Aug 1, 2012

Starbucks Reserve 100% Oahu Coffee, reviewed

Oahu Coffee

You’ve heard of Kona coffee. And you’ve probably heard of Kauai coffee. But you probably had never heard of Oahu Coffee before Starbucks launched its 100% Oahu Coffee as part of its Reserve line of specialty coffees. I know that I hadn’t heard of it. The thing that makes the Oahu coffee so special is that it is very rare. The first coffee beans planted in Hawaii were brought to Oahu around the beginning of the 19th century. Coffee grew well there, but the demand for other crops was higher and soon things like sugar cane replaced coffee. It grew so well that the Waialua Sugar Company on the Waialua Estate on the North Shore of Oahu eventually became one of the largest sugar cane plantations in the state. After decades of success, the sugar cane plantation eventually closed in 1996 and opened the door for other specialty crops to grow on that same land. Coffee and cocoa were planted, as well as tropical fruits. The Waialua Estate is the only coffee plantation on Oahu and that is exactly where this coffee comes from.

If you like Kona coffee, there is no question that you will fall for the Oahu coffee on your first sip. The coffee is velvety smooth, with a slight fruitiness and a marked taste of unsweetened chocolate. The cocoa notes really have a strong presence in the aroma of the coffee, as well. Much like Kona coffee, this dark roasted coffee has very low acididy, so it makes an exceptionally smooth cup of coffee that even those who don’t normally drink dark coffee like. I definitely like this coffee hot, but it is excellent over ice, where the chocolate flavors still come through and make for a surprisingly rich, yet refreshing, drink.

Jul 24, 2012

Fiat adds in-car espresso machine to new 500L

Fiat 500L coffee machine

I heard rumors of a car with a built in espresso machine several years ago, but I figured that it was a coffee-lover’s urban legend, or perhaps the kind of custom-mod that an ultra-rich car collector might add to one of his or her pricey rides. Apparently, however, Fiat is making this dream a reality. Fiat will be including in-car espresso makers in its 500L model. The machines are made by Lavazza and are designed to flow well with the rest of the car’s interior styling. They come equipped with two matching travel mugs, one for the driver and one for the passenger (or two for the driver, if you’re like me).

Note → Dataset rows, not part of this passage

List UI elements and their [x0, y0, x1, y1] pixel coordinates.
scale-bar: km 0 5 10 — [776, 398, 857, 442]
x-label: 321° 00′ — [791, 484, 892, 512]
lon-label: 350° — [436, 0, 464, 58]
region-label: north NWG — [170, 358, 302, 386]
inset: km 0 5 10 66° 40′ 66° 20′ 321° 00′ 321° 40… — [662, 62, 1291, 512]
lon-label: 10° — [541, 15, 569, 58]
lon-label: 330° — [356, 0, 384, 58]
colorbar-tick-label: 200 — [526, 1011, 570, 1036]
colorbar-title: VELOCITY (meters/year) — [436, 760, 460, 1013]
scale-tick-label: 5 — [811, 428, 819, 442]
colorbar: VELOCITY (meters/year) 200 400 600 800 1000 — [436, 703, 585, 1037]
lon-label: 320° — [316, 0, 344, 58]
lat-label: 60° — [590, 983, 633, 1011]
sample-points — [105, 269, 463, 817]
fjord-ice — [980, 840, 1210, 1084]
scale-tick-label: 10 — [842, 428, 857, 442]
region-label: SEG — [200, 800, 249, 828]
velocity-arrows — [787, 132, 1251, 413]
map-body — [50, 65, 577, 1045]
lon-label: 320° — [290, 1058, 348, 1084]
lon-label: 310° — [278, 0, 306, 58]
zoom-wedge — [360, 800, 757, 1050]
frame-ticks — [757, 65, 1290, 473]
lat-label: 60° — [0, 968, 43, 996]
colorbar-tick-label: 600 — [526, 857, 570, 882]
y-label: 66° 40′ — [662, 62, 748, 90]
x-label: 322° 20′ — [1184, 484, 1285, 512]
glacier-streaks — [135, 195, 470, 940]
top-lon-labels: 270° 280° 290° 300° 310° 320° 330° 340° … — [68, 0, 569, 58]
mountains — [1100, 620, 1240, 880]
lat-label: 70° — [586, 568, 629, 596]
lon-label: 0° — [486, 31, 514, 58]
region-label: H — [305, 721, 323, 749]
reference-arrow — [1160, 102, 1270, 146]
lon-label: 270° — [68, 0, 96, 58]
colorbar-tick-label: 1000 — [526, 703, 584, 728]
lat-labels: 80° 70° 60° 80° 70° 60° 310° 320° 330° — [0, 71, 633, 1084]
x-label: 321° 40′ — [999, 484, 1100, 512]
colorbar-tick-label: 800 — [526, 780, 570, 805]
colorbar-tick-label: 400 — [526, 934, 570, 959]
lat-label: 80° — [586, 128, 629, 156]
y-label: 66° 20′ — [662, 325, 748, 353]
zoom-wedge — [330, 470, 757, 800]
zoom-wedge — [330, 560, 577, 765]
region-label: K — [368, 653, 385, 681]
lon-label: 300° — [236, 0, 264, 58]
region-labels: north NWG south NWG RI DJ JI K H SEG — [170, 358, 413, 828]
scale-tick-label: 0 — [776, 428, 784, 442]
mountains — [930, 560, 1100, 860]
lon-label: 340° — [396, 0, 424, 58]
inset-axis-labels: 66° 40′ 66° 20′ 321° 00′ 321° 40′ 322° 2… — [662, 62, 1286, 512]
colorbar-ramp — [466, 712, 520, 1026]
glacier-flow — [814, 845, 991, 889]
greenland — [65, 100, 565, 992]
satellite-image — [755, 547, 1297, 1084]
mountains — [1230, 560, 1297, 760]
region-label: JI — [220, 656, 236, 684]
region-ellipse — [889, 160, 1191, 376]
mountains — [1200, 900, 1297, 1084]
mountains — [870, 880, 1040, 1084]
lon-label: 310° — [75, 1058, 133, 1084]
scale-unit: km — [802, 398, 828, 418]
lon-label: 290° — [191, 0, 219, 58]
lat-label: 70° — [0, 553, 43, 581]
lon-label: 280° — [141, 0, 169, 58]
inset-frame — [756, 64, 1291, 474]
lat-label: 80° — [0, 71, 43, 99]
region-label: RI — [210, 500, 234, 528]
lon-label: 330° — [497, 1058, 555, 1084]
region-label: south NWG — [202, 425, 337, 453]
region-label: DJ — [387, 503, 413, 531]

This caffeinated car will be available in Europe starting this fall, but the car itself – a four door version of the stylish, but tiny, Fiat 500 – isn’t scheduled to be released in the US until 2013, so we still have to stick to the drive-thru or traditional coffee shops until then.

Jul 20, 2012

Donut Mug

Donut Mug

There was a time when dunking your donuts into a cup of coffee was the way that you were supposed to eat a donut. It was the way that people were shown eating donuts on TV and depicted in the Sunday comics, and if you went down to the neighborhood diner, you were sure to see people dunking donuts, too. Heck, a whole donut chain is named after the idea of dunking donuts into coffee! I almost never actually see people eating donuts this way these days, even though most coffee shops stock donuts. I don’t dunk, but I do like the idea of a dunked donut, and that is exactly why I like this Donut Mug. It’s shaped like a donut – Simpson’s style, with sprinkles – and you can pour your coffee right into the “bite” at the top. It is just about cute enough to get me to try dunking donuts into my coffee – although I think I might have to start with a matching donut when I get around to giving it a try.

Jul 12, 2012

What is green coffee extract?

Green Coffee

Before coffee beans are roasted, they are known as “green beans.” The green beans are actually green, but there is some variation in color, so the name comes both from the color and from the fact that they need to be roasted before being brewed to bring out their coffee flavor. Green coffee beans contain caffeine and there has been a interest recently in harvesting that caffeine without the coffee flavor associated with it. Green coffee extract is the result of this process.

The extract is extracted from the coffee beans using a variety of (probably proprietary) methods and what you’re left with is a highly caffeinated substance with very little flavor. It is added to energy drinks and used as a nutritional supplement, and some even promote it as helpful supplement to take when trying to lose weight.